The significance of IQ is controversial, but how a person exercises his intelligence is an important guide to what kind of leader he will make. Opponents of Dwight Eisenhower painted him as a popular dunce who spoke in simple and sometimes mangled language, but voters chose him twice over Adlai Stevenson, "the egghead" whose language was sophisticated, intellectual and bookish. The public decided, probably correctly, that he would have been a wishy-washy leader.
John Kerry, like Jimmy Carter, gathers an abundance of detail and weighs facts with great intellectual deliberation, which his advocates say explains his willingness to change his mind. The Bush campaign characterizes Kerry's brooding methodical style as responsible for his flip-flops, split-hairs, straddles, waffles and doublespeak. He's squarely in the tradition of Hamlet, a man who can't make up his mind.
No one wants a hesitant leader who can't stand strong when the going gets tough and it's time for the tough to get going. No matter how many convoluted explanations John Kerry offers to defend why he voted for the war in Iraq and then voted against funding the troops, it sounds more like nonsense than nuance. When he felt the heat from Howard Dean in the primaries, he wilted.
"If you disagree with the senator on most any issue," President Bush famously needled him, "you may just have caught him on the wrong day." Leadership requires consistent direction and clarity of vision.
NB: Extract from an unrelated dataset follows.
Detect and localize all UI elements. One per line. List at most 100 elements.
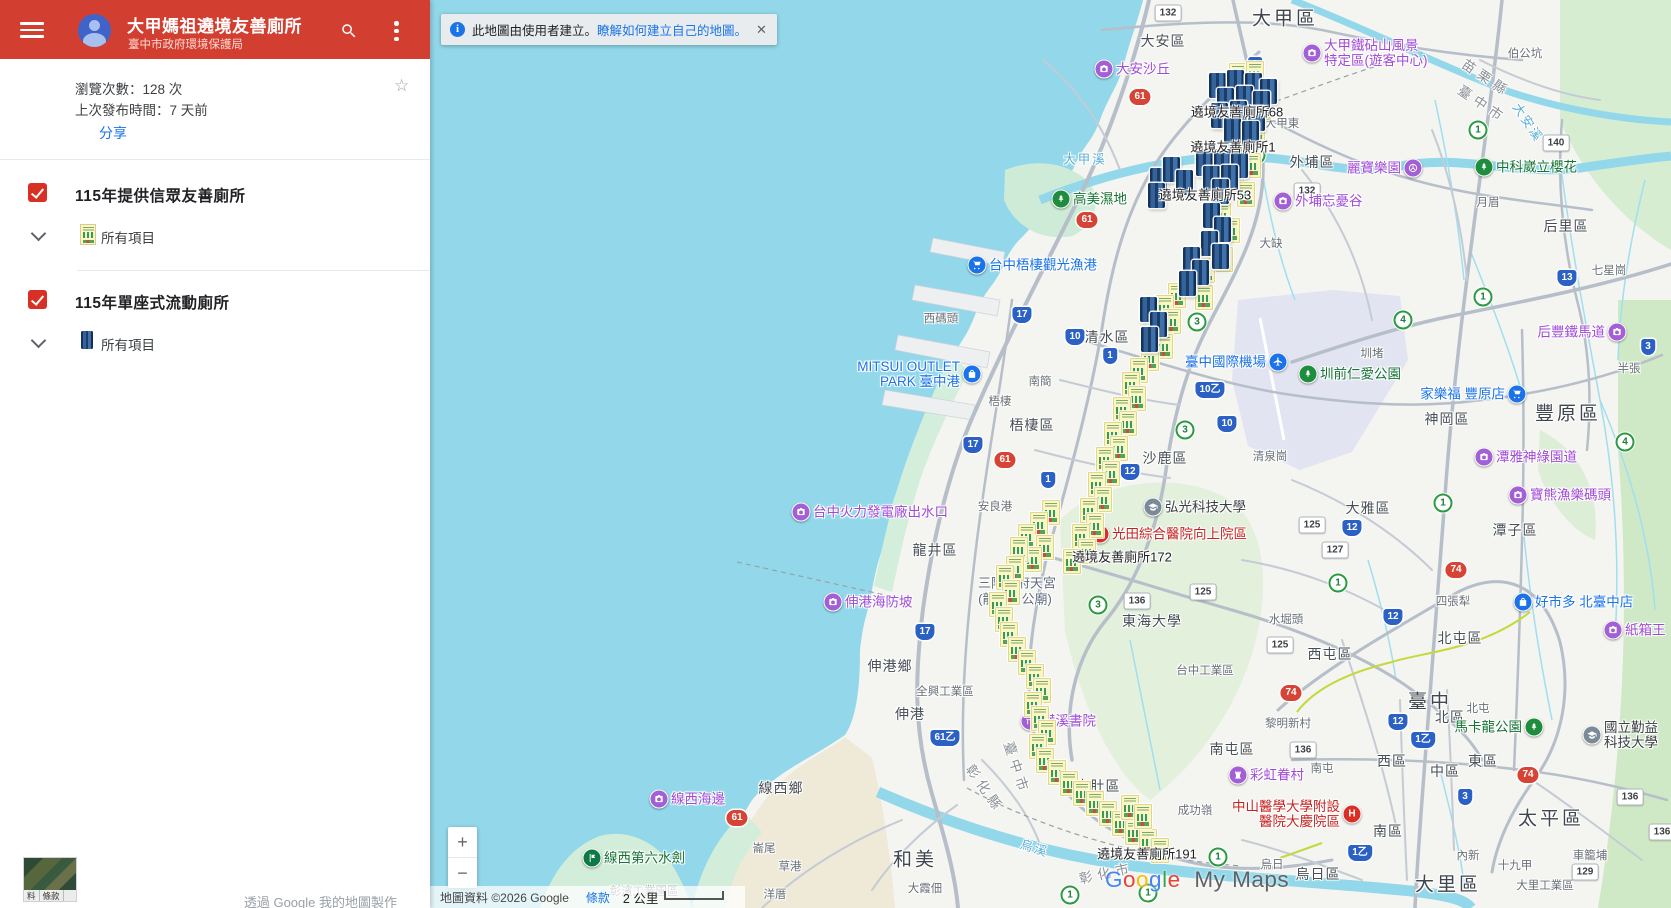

Democrats gleefully mocked George W. for taking the controls of the plane taking him to the USS Abraham Lincoln, where he declared "mission accomplished" in Iraq. Saddam Hussein had been toppled, but the war was not over. Nevertheless, the troops were cheered by the recognition of the commander in chief when he told them: "In this battle we have fought for the cause of liberty and for the peace of the world."
If John Kerry were president now, Saddam Hussein might still be presiding over his torture chambers and his acres and acres of mass graves; if he could not take the heat from Howard Dean, it's difficult to imagine him standing up to the quitters who want to cut and run from Iraq. The silence in the dovecote in Boston was merely tactical.